Sabtu, 01 September 2012

Dasar Hukum Musyarakah


1.Dasar hukum musyarakah dalam Al-Qur'an
  • QS. Shad ayat 24:
"…Dan sesungguhnya kebanyakan dari orang-orang yang bersyarikat itu sebagian dari mereka berbuat zalim kepada sebagian lain, kecuali orang yang beriman dan mengerjakan amal shaleh; dan amat sedikitlah mereka ini…."

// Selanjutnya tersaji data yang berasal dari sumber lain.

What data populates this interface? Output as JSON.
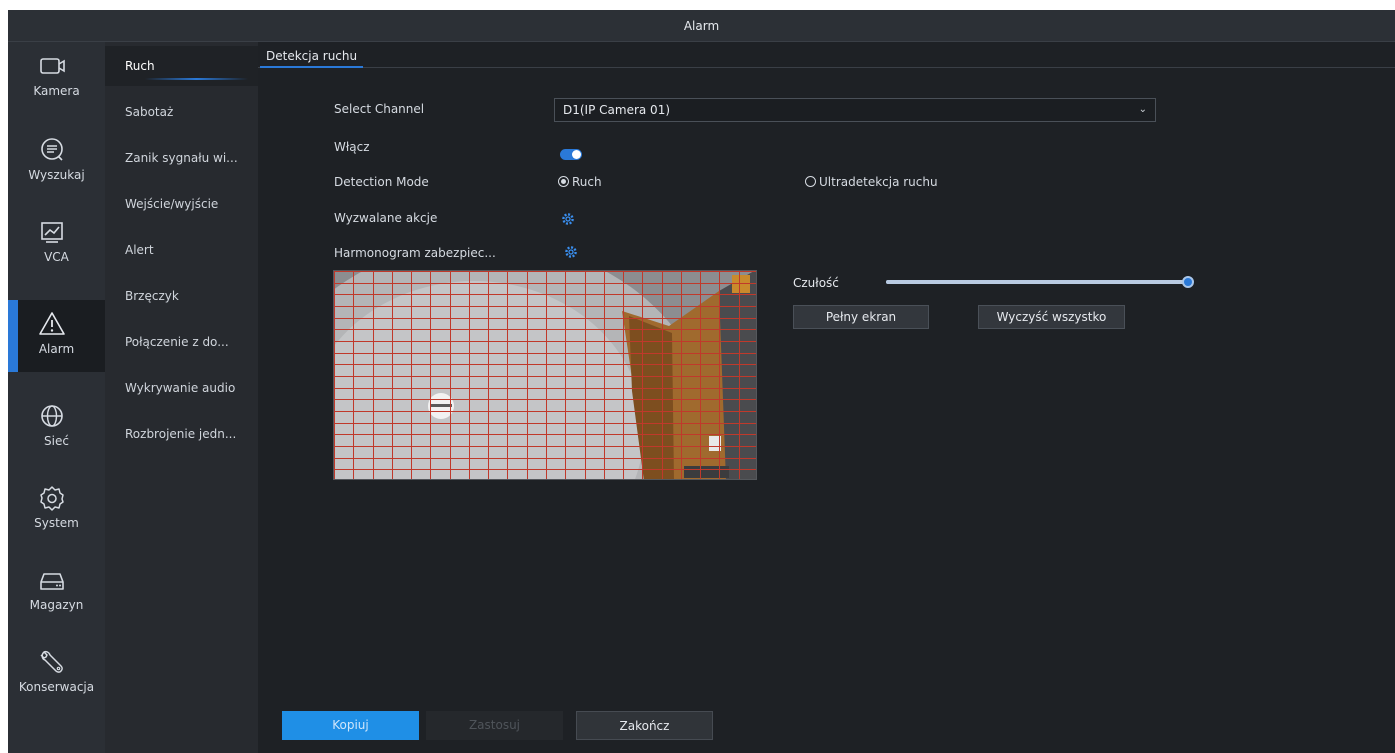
{
  "window": {
    "title": "Alarm"
  },
  "nav": [
    {
      "label": "Kamera",
      "icon": "camera-icon"
    },
    {
      "label": "Wyszukaj",
      "icon": "search-icon"
    },
    {
      "label": "VCA",
      "icon": "chart-icon"
    },
    {
      "label": "Alarm",
      "icon": "alert-triangle-icon",
      "active": true
    },
    {
      "label": "Sieć",
      "icon": "globe-icon"
    },
    {
      "label": "System",
      "icon": "gear-icon"
    },
    {
      "label": "Magazyn",
      "icon": "hdd-icon"
    },
    {
      "label": "Konserwacja",
      "icon": "wrench-icon"
    }
  ],
  "submenu": [
    {
      "label": "Ruch",
      "active": true
    },
    {
      "label": "Sabotaż"
    },
    {
      "label": "Zanik sygnału wi..."
    },
    {
      "label": "Wejście/wyjście"
    },
    {
      "label": "Alert"
    },
    {
      "label": "Brzęczyk"
    },
    {
      "label": "Połączenie z do..."
    },
    {
      "label": "Wykrywanie audio"
    },
    {
      "label": "Rozbrojenie jedn..."
    }
  ],
  "tab": {
    "label": "Detekcja ruchu"
  },
  "form": {
    "channel_label": "Select Channel",
    "channel_value": "D1(IP Camera 01)",
    "enable_label": "Włącz",
    "enable_on": true,
    "mode_label": "Detection Mode",
    "mode_options": [
      "Ruch",
      "Ultradetekcja ruchu"
    ],
    "mode_selected": "Ruch",
    "actions_label": "Wyzwalane akcje",
    "schedule_label": "Harmonogram zabezpiec..."
  },
  "sensitivity": {
    "label": "Czułość",
    "level": 1.0
  },
  "preview_buttons": {
    "fullscreen": "Pełny ekran",
    "clear_all": "Wyczyść wszystko"
  },
  "footer": {
    "copy": "Kopiuj",
    "apply": "Zastosuj",
    "exit": "Zakończ"
  },
  "colors": {
    "accent": "#2a79d8",
    "grid": "#c0392b"
  }
}
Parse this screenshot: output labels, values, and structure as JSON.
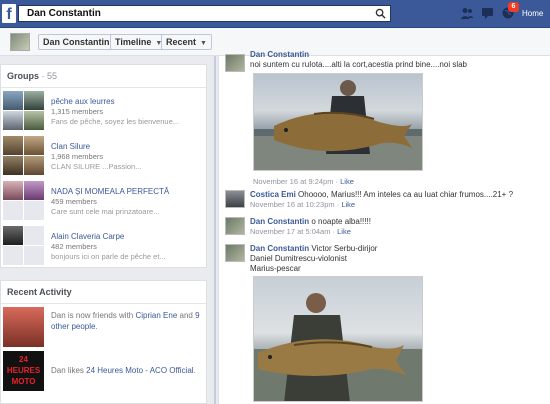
{
  "search": {
    "value": "Dan Constantin"
  },
  "topbar": {
    "notification_count": "6",
    "home_label": "Home"
  },
  "header": {
    "name_button": "Dan Constantin",
    "timeline_button": "Timeline",
    "recent_button": "Recent"
  },
  "groups": {
    "title": "Groups",
    "count": " · 55",
    "items": [
      {
        "name": "pêche aux leurres",
        "members": "1,315 members",
        "desc": "Fans de pêche, soyez les bienvenue..."
      },
      {
        "name": "Clan Silure",
        "members": "1,968 members",
        "desc": "CLAN SILURE ...Passion..."
      },
      {
        "name": "NADA ȘI MOMEALA PERFECTĂ",
        "members": "459 members",
        "desc": "Care sunt cele mai prinzatoare..."
      },
      {
        "name": "Alain Claveria Carpe",
        "members": "482 members",
        "desc": "bonjours ici on parle de pêche et..."
      }
    ]
  },
  "recent_activity": {
    "title": "Recent Activity",
    "items": [
      {
        "pre": "Dan is now friends with ",
        "link1": "Ciprian Ene",
        "mid": " and ",
        "link2": "9 other people",
        "post": "."
      },
      {
        "pre": "Dan likes ",
        "link1": "24 Heures Moto - ACO Official",
        "post": "."
      }
    ],
    "logo_text": "24 HEURES MOTO"
  },
  "feed": {
    "top_partial": {
      "author": "Dan Constantin",
      "text": "noi suntem cu ruIota....alti la cort,acestia prind bine....noi slab"
    },
    "photo1_time": "November 16 at 9:24pm",
    "comments": [
      {
        "author": "Costica Emi",
        "text": "Ohoooo, Marius!!! Am inteles ca au luat chiar frumos....21+ ?",
        "time": "November 16 at 10:23pm",
        "like": "Like"
      },
      {
        "author": "Dan Constantin",
        "text": "o noapte alba!!!!!",
        "time": "November 17 at 5:04am",
        "like": "Like"
      },
      {
        "author": "Dan Constantin",
        "text": "Victor Serbu-dirijor",
        "line2": "Daniel Dumitrescu-violonist",
        "line3": "Marius-pescar"
      }
    ],
    "like_label": "Like"
  }
}
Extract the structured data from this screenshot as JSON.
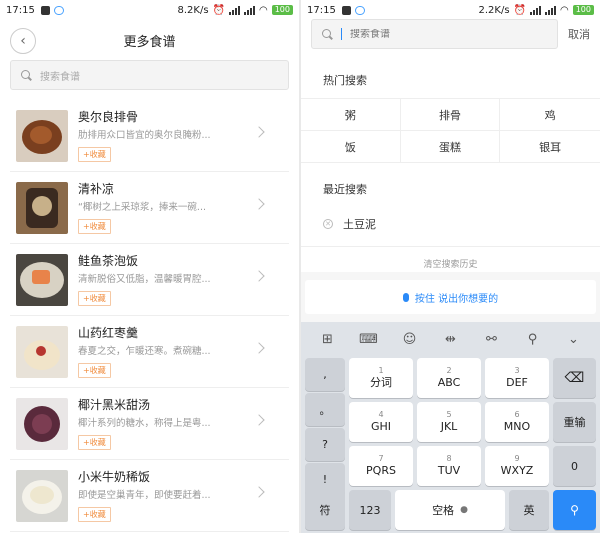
{
  "left": {
    "status": {
      "time": "17:15",
      "net": "8.2K/s",
      "battery": "100"
    },
    "title": "更多食谱",
    "search_placeholder": "搜索食谱",
    "fav_label": "+收藏",
    "recipes": [
      {
        "name": "奥尔良排骨",
        "desc": "肋排用众口皆宜的奥尔良腌粉..."
      },
      {
        "name": "清补凉",
        "desc": "“椰树之上采琼浆，捧来一碗..."
      },
      {
        "name": "鲑鱼茶泡饭",
        "desc": "清新脱俗又低脂，温馨暖胃腔..."
      },
      {
        "name": "山药红枣羹",
        "desc": "春夏之交，乍暖还寒。煮碗糖..."
      },
      {
        "name": "椰汁黑米甜汤",
        "desc": "椰汁系列的糖水，称得上是粤..."
      },
      {
        "name": "小米牛奶稀饭",
        "desc": "即使是空巢青年，即使要赶着..."
      }
    ]
  },
  "right": {
    "status": {
      "time": "17:15",
      "net": "2.2K/s",
      "battery": "100"
    },
    "search_placeholder": "搜索食谱",
    "cancel_label": "取消",
    "hot_title": "热门搜索",
    "hot_items": [
      "粥",
      "排骨",
      "鸡",
      "饭",
      "蛋糕",
      "银耳"
    ],
    "recent_title": "最近搜索",
    "recent_items": [
      "土豆泥"
    ],
    "clear_history": "清空搜索历史",
    "voice_label": "按住 说出你想要的",
    "keyboard": {
      "side_keys": [
        ",",
        "。",
        "?",
        "!"
      ],
      "keys": [
        {
          "num": "1",
          "let": "分词"
        },
        {
          "num": "2",
          "let": "ABC"
        },
        {
          "num": "3",
          "let": "DEF"
        },
        {
          "num": "4",
          "let": "GHI"
        },
        {
          "num": "5",
          "let": "JKL"
        },
        {
          "num": "6",
          "let": "MNO"
        },
        {
          "num": "7",
          "let": "PQRS"
        },
        {
          "num": "8",
          "let": "TUV"
        },
        {
          "num": "9",
          "let": "WXYZ"
        }
      ],
      "backspace_icon": "⌫",
      "reenter": "重输",
      "zero": "0",
      "symbol": "符",
      "numeric": "123",
      "space": "空格",
      "lang": "英"
    }
  }
}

  • QS. al-Ma’idah [5]: 1:
“Hai orang yang beriman! Penuhilah akad-akad itu….” 
2. Dasar hukum musyarakah dalam al-hadist
  • Hadis riwayat Abu Daud dari Abu Hurairah, Rasulullah SAW berkata:
 “Allah swt. berfirman: ‘Aku adalah pihak ketiga dari dua orang yang bersyarikat selama salah satu pihak tidak mengkhianati pihak yang lain. Jika salah satu pihak telah berkhianat, Aku keluar dari mereka.” (HR. Abu Daud, yang dishahihkan oleh al-Hakim, dari Abu Hurairah).
  •  Hadis Nabi riwayat Tirmidzi dari ‘Amr bin ‘Auf:
 “Perdamaian dapat dilakukan di antara kaum muslimin kecuali perdamaian yang mengharamkan yang halal atau menghalalkan yang haram; dan kaum muslimin terikat dengan syarat-syarat mereka kecuali syarat yang mengharamkan yang halal atau menghalalkan yang haram.” 
 
3. Taqrir Nabi terhadap kegiatan musyarakah yang dilakukan oleh masyarakat pada saat itu.
 
4. Ijma’ Ulama atas keboleh musyarakah.
 
5. Kaidah fiqh:
 “Pada dasarnya, semua bentuk muamalah boleh dilakukan kecuali ada dalil yang mengharamkannya.”